LemniscateTrajectory
dataclass
LemniscateTrajectory(*, yaw_from_velocity: bool = True, fixed_yaw: Tensor | None = None, attitude: Tensor | None = None, body_rate: Tensor | None = None, center: Tensor, scale: Tensor, omega: Tensor, z_amplitude: Tensor, z_frequency: Tensor, z_phase: Tensor)
Bases: SpatialTrajectory
Batched Bernoulli lemniscate trajectory with vertical oscillation.
方法:
| 名称 | 描述 |
|---|---|
sample_heading |
Sample batched yaw and yaw-rate references for time values |
build_target |
Assemble a batched 12D target tensor from motion primitives. |
__post_init__ |
Initialize shared tensors from the center batch shape when available. |
sample |
Sample the batched lemniscate trajectory at time values |
sample_heading
sample_heading(t: Tensor, pos: Tensor, vel: Tensor, acc: Tensor) -> tuple[torch.Tensor, torch.Tensor]

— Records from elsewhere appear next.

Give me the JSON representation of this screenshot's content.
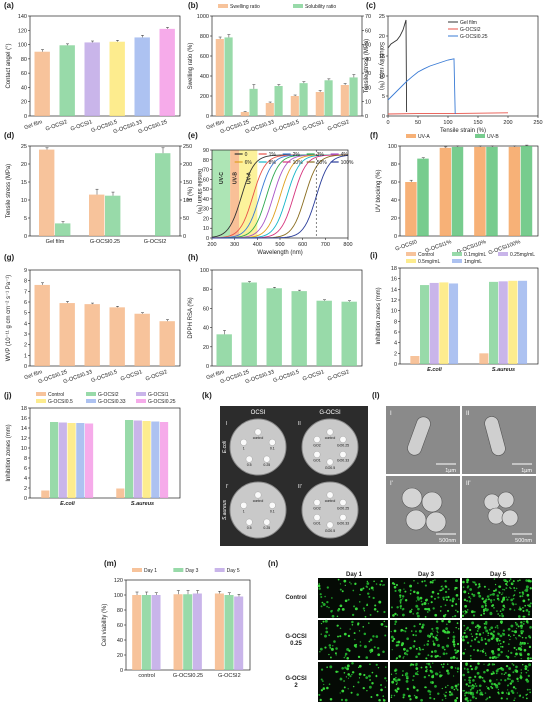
{
  "panels": [
    {
      "label": "(a)",
      "type": "bar",
      "ylabel": "Contact angel (°)",
      "ylim": [
        0,
        140
      ],
      "yticks": [
        0,
        20,
        40,
        60,
        80,
        100,
        120,
        140
      ],
      "categories": [
        "Gel film",
        "G-OCSI2",
        "G-OCSI1",
        "G-OCSI0.5",
        "G-OCSI0.33",
        "G-OCSI0.25"
      ],
      "series": [
        {
          "values": [
            90,
            99,
            103,
            104,
            110,
            122
          ],
          "errors": [
            3,
            2,
            2,
            2,
            3,
            2
          ],
          "colors": [
            "#f6b98a",
            "#86d49a",
            "#bfa8e6",
            "#fde97a",
            "#9fb7ef",
            "#f59ce6"
          ]
        }
      ]
    },
    {
      "label": "(b)",
      "type": "bar",
      "ylabel": "Swelling ratio (%)",
      "y2label": "Solubility ratio (%)",
      "ylim": [
        0,
        1000
      ],
      "y2lim": [
        0,
        70
      ],
      "yticks": [
        0,
        200,
        400,
        600,
        800,
        1000
      ],
      "y2ticks": [
        0,
        10,
        20,
        30,
        40,
        50,
        60,
        70
      ],
      "categories": [
        "Gel film",
        "G-OCSI0.25",
        "G-OCSI0.33",
        "G-OCSI0.5",
        "G-OCSI1",
        "G-OCSI2"
      ],
      "legend": [
        "Swelling ratio",
        "Solubility ratio"
      ],
      "series": [
        {
          "name": "Swelling ratio",
          "values": [
            770,
            40,
            130,
            200,
            240,
            310
          ],
          "errors": [
            20,
            5,
            10,
            10,
            15,
            15
          ],
          "color": "#f6b98a"
        },
        {
          "name": "Solubility ratio",
          "values": [
            55,
            19,
            21,
            23,
            25,
            27
          ],
          "errors": [
            2,
            3,
            1,
            1,
            1,
            2
          ],
          "color": "#86d49a",
          "axis": "y2"
        }
      ]
    },
    {
      "label": "(c)",
      "type": "line",
      "xlabel": "Tensile strain (%)",
      "ylabel": "Tensile stress (MPa)",
      "xlim": [
        0,
        250
      ],
      "ylim": [
        0,
        25
      ],
      "xticks": [
        0,
        50,
        100,
        150,
        200,
        250
      ],
      "yticks": [
        0,
        5,
        10,
        15,
        20,
        25
      ],
      "series": [
        {
          "name": "Gel film",
          "color": "#333333",
          "x": [
            0,
            5,
            10,
            15,
            20,
            25,
            28,
            30,
            31
          ],
          "y": [
            17,
            18,
            18.5,
            19,
            20,
            21.5,
            23,
            24,
            1
          ]
        },
        {
          "name": "G-OCSI2",
          "color": "#e8534a",
          "x": [
            0,
            50,
            100,
            150,
            200
          ],
          "y": [
            0.5,
            0.6,
            0.6,
            0.7,
            0.8
          ]
        },
        {
          "name": "G-OCSI0.25",
          "color": "#3a7bd5",
          "x": [
            0,
            10,
            20,
            30,
            40,
            50,
            60,
            70,
            80,
            90,
            100,
            110,
            112
          ],
          "y": [
            4,
            5.5,
            7,
            8.5,
            9.8,
            11,
            11.8,
            12.5,
            13,
            13.5,
            14,
            14.3,
            0.5
          ]
        }
      ]
    },
    {
      "label": "(d)",
      "type": "bar",
      "ylabel": "Tensile stress (MPa)",
      "y2label": "Tensile strain (%)",
      "ylim": [
        0,
        25
      ],
      "y2lim": [
        0,
        250
      ],
      "yticks": [
        0,
        5,
        10,
        15,
        20,
        25
      ],
      "y2ticks": [
        0,
        50,
        100,
        150,
        200,
        250
      ],
      "categories": [
        "Gel film",
        "G-OCSI0.25",
        "G-OCSI2"
      ],
      "series": [
        {
          "values": [
            24,
            11.5,
            0
          ],
          "errors": [
            0.5,
            1.5,
            0
          ],
          "color": "#f6b98a"
        },
        {
          "values": [
            35,
            112,
            230
          ],
          "errors": [
            5,
            10,
            15
          ],
          "color": "#86d49a",
          "axis": "y2"
        }
      ]
    },
    {
      "label": "(e)",
      "type": "line",
      "xlabel": "Wavelength (nm)",
      "ylabel": "T (%)",
      "xlim": [
        200,
        800
      ],
      "ylim": [
        0,
        90
      ],
      "xticks": [
        200,
        300,
        400,
        500,
        600,
        700,
        800
      ],
      "yticks": [
        0,
        10,
        20,
        30,
        40,
        50,
        60,
        70,
        80,
        90
      ],
      "bands": [
        {
          "name": "UV-C",
          "from": 200,
          "to": 280,
          "color": "#9fe0a8"
        },
        {
          "name": "UV-B",
          "from": 280,
          "to": 320,
          "color": "#f8b585"
        },
        {
          "name": "UV-A",
          "from": 320,
          "to": 400,
          "color": "#fbf08a"
        }
      ],
      "legend": [
        "0",
        "1%",
        "2%",
        "3%",
        "4%",
        "6%",
        "8%",
        "10%",
        "50%",
        "100%"
      ],
      "series": [
        {
          "name": "0",
          "mid": 330,
          "color": "#333333"
        },
        {
          "name": "1%",
          "mid": 380,
          "color": "#e8534a"
        },
        {
          "name": "2%",
          "mid": 410,
          "color": "#3a7bd5"
        },
        {
          "name": "3%",
          "mid": 440,
          "color": "#2eaa4f"
        },
        {
          "name": "4%",
          "mid": 470,
          "color": "#a855c7"
        },
        {
          "name": "6%",
          "mid": 500,
          "color": "#e0a020"
        },
        {
          "name": "8%",
          "mid": 530,
          "color": "#15b6c8"
        },
        {
          "name": "10%",
          "mid": 560,
          "color": "#d6357d"
        },
        {
          "name": "50%",
          "mid": 610,
          "color": "#8a6d20"
        },
        {
          "name": "100%",
          "mid": 660,
          "color": "#2a3d9a"
        }
      ]
    },
    {
      "label": "(f)",
      "type": "bar",
      "ylabel": "UV blocking (%)",
      "ylim": [
        0,
        100
      ],
      "yticks": [
        0,
        20,
        40,
        60,
        80,
        100
      ],
      "categories": [
        "G-OCSI0",
        "G-OCSI1%",
        "G-OCSI10%",
        "G-OCSI100%"
      ],
      "legend": [
        "UV-A",
        "UV-B"
      ],
      "series": [
        {
          "name": "UV-A",
          "values": [
            60,
            98,
            99,
            99
          ],
          "errors": [
            2,
            1,
            1,
            1
          ],
          "color": "#f6a35f"
        },
        {
          "name": "UV-B",
          "values": [
            86,
            99,
            99,
            100
          ],
          "errors": [
            1,
            1,
            1,
            1
          ],
          "color": "#5fc37a"
        }
      ]
    },
    {
      "label": "(g)",
      "type": "bar",
      "ylabel": "WVP (10⁻¹¹ g cm cm⁻² s⁻¹ Pa⁻¹)",
      "ylim": [
        0,
        9
      ],
      "yticks": [
        0,
        1,
        2,
        3,
        4,
        5,
        6,
        7,
        8,
        9
      ],
      "categories": [
        "Gel film",
        "G-OCSI0.25",
        "G-OCSI0.33",
        "G-OCSI0.5",
        "G-OCSI1",
        "G-OCSI2"
      ],
      "series": [
        {
          "values": [
            7.6,
            5.9,
            5.8,
            5.5,
            4.9,
            4.2
          ],
          "errors": [
            0.2,
            0.15,
            0.1,
            0.1,
            0.1,
            0.15
          ],
          "color": "#f6b98a"
        }
      ]
    },
    {
      "label": "(h)",
      "type": "bar",
      "ylabel": "DPPH RSA (%)",
      "ylim": [
        0,
        100
      ],
      "yticks": [
        0,
        20,
        40,
        60,
        80,
        100
      ],
      "categories": [
        "Gel film",
        "G-OCSI0.25",
        "G-OCSI0.33",
        "G-OCSI0.5",
        "G-OCSI1",
        "G-OCSI2"
      ],
      "series": [
        {
          "values": [
            33,
            87,
            81,
            78,
            68,
            67
          ],
          "errors": [
            4,
            1,
            1,
            1,
            1,
            1
          ],
          "color": "#86d49a"
        }
      ]
    },
    {
      "label": "(i)",
      "type": "bar",
      "ylabel": "Inhibition zones (mm)",
      "ylim": [
        0,
        18
      ],
      "yticks": [
        0,
        2,
        4,
        6,
        8,
        10,
        12,
        14,
        16,
        18
      ],
      "categories": [
        "E.coli",
        "S.aureus"
      ],
      "legend": [
        "Control",
        "0.1mg/mL",
        "0.25mg/mL",
        "0.5mg/mL",
        "1mg/mL"
      ],
      "series": [
        {
          "name": "Control",
          "values": [
            1.5,
            2.0
          ],
          "color": "#f6b98a"
        },
        {
          "name": "0.1mg/mL",
          "values": [
            14.8,
            15.4
          ],
          "color": "#86d49a"
        },
        {
          "name": "0.25mg/mL",
          "values": [
            15.2,
            15.5
          ],
          "color": "#bfa8e6"
        },
        {
          "name": "0.5mg/mL",
          "values": [
            15.3,
            15.6
          ],
          "color": "#fde97a"
        },
        {
          "name": "1mg/mL",
          "values": [
            15.1,
            15.6
          ],
          "color": "#9fb7ef"
        }
      ]
    },
    {
      "label": "(j)",
      "type": "bar",
      "ylabel": "Inhibition zones (mm)",
      "ylim": [
        0,
        18
      ],
      "yticks": [
        0,
        2,
        4,
        6,
        8,
        10,
        12,
        14,
        16,
        18
      ],
      "categories": [
        "E.coli",
        "S.aureus"
      ],
      "legend": [
        "Control",
        "G-OCSI2",
        "G-OCSI1",
        "G-OCSI0.5",
        "G-OCSI0.33",
        "G-OCSI0.25"
      ],
      "series": [
        {
          "name": "Control",
          "values": [
            1.5,
            1.9
          ],
          "color": "#f6b98a"
        },
        {
          "name": "G-OCSI2",
          "values": [
            15.2,
            15.6
          ],
          "color": "#86d49a"
        },
        {
          "name": "G-OCSI1",
          "values": [
            15.1,
            15.5
          ],
          "color": "#bfa8e6"
        },
        {
          "name": "G-OCSI0.5",
          "values": [
            15.0,
            15.4
          ],
          "color": "#fde97a"
        },
        {
          "name": "G-OCSI0.33",
          "values": [
            15.0,
            15.3
          ],
          "color": "#9fb7ef"
        },
        {
          "name": "G-OCSI0.25",
          "values": [
            14.9,
            15.2
          ],
          "color": "#f59ce6"
        }
      ]
    },
    {
      "label": "(m)",
      "type": "bar",
      "ylabel": "Cell viability (%)",
      "ylim": [
        0,
        120
      ],
      "yticks": [
        0,
        20,
        40,
        60,
        80,
        100,
        120
      ],
      "categories": [
        "control",
        "G-OCSI0.25",
        "G-OCSI2"
      ],
      "legend": [
        "Day 1",
        "Day 3",
        "Day 5"
      ],
      "series": [
        {
          "name": "Day 1",
          "values": [
            100,
            101,
            102
          ],
          "errors": [
            4,
            5,
            3
          ],
          "color": "#f6b98a"
        },
        {
          "name": "Day 3",
          "values": [
            100,
            101,
            100
          ],
          "errors": [
            4,
            5,
            3
          ],
          "color": "#86d49a"
        },
        {
          "name": "Day 5",
          "values": [
            100,
            102,
            98
          ],
          "errors": [
            3,
            4,
            3
          ],
          "color": "#bfa8e6"
        }
      ]
    }
  ],
  "k": {
    "label": "(k)",
    "cols": [
      "OCSI",
      "G-OCSI"
    ],
    "rows": [
      "E.coli",
      "S.aureus"
    ],
    "corner": [
      "I",
      "II",
      "I'",
      "II'"
    ],
    "disc_labels": [
      "GO0.25",
      "GO0.33",
      "GO0.5",
      "GO1",
      "GO2",
      "0.1",
      "0.25",
      "0.5",
      "1"
    ],
    "control": "control"
  },
  "l": {
    "label": "(l)",
    "corner": [
      "I",
      "II",
      "I'",
      "II'"
    ],
    "scale": [
      "1μm",
      "1μm",
      "500nm",
      "500nm"
    ]
  },
  "n": {
    "label": "(n)",
    "cols": [
      "Day 1",
      "Day 3",
      "Day 5"
    ],
    "rows": [
      "Control",
      "G-OCSI 0.25",
      "G-OCSI 2"
    ]
  }
}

Sample batched yaw and yaw-rate references for time values t.
build_target
build_target(t: Tensor, pos: Tensor, vel: Tensor, acc: Tensor) -> torch.Tensor
Assemble a batched 12D target tensor from motion primitives.
__post_init__
__post_init__()
Initialize shared tensors from the center batch shape when available.
sample
sample(t: Tensor) -> torch.Tensor
Sample the batched lemniscate trajectory at time values t.
LissajousTrajectory
dataclass
LissajousTrajectory(*, yaw_from_velocity: bool = True, fixed_yaw: Tensor | None = None, attitude: Tensor | None = None, body_rate: Tensor | None = None, center: Tensor, amplitude: Tensor, frequency: Tensor, phase: Tensor, omega: Tensor)
Bases: SpatialTrajectory
Batched three-dimensional Lissajous trajectory.
方法:
| 名称 | 描述 |
|---|---|
sample_heading |
Sample batched yaw and yaw-rate references for time values |
build_target |
Assemble a batched 12D target tensor from motion primitives. |
__post_init__ |
Initialize shared tensors from the center batch shape when available. |
sample |
Sample the batched Lissajous trajectory at time values |
sample_heading
sample_heading(t: Tensor, pos: Tensor, vel: Tensor, acc: Tensor) -> tuple[torch.Tensor, torch.Tensor]
Sample batched yaw and yaw-rate references for time values t.
build_target
build_target(t: Tensor, pos: Tensor, vel: Tensor, acc: Tensor) -> torch.Tensor
Assemble a batched 12D target tensor from motion primitives.
__post_init__
__post_init__()
Initialize shared tensors from the center batch shape when available.
sample
sample(t: Tensor) -> torch.Tensor
Sample the batched Lissajous trajectory at time values t.
RectangleTrajectory
dataclass
RectangleTrajectory(*, yaw_from_velocity: bool = True, fixed_yaw: Tensor | None = None, attitude: Tensor | None = None, body_rate: Tensor | None = None, center: Tensor, size: Tensor, speed: Tensor)
Bases: SpatialTrajectory
Batched constant-speed rectangle trajectory in the horizontal plane.
方法:
| 名称 | 描述 |
|---|---|
sample_heading |
Sample batched yaw and yaw-rate references for time values |
build_target |
Assemble a batched 12D target tensor from motion primitives. |
__post_init__ |
Initialize shared tensors from the center batch shape when available. |
sample |
Sample the batched rectangle trajectory at time values |
sample_heading
sample_heading(t: Tensor, pos: Tensor, vel: Tensor, acc: Tensor) -> tuple[torch.Tensor, torch.Tensor]
Sample batched yaw and yaw-rate references for time values t.
build_target
build_target(t: Tensor, pos: Tensor, vel: Tensor, acc: Tensor) -> torch.Tensor
Assemble a batched 12D target tensor from motion primitives.
__post_init__
__post_init__()
Initialize shared tensors from the center batch shape when available.
sample
sample(t: Tensor) -> torch.Tensor
Sample the batched rectangle trajectory at time values t.
RandomTrajectoryCommand
RandomTrajectoryCommand(cfg: RandomTrajectoryCommandCfg, env: ManagerBasedEnv)
Bases: CommandTerm
Trajectory command generator with randomized type and parameters per environment.
RandomTrajectoryCommandCfg
Bases: CommandTermCfg
Configuration for randomized trajectory commands.
modify_reward_weight_linearly
modify_reward_weight_linearly(cfg: CurriculumTermCfg, env: ManagerBasedRLEnv)
Bases: ManagerTermBase
Curriculum term that linearly updates a reward weight during training.
died
died(env: ManagerBasedRLEnv, asset_cfg: SceneEntityCfg = SceneEntityCfg('robot'), min: float = 0.2, max: float = 2.0) -> torch.Tensor
Termination condition based on the robot's height.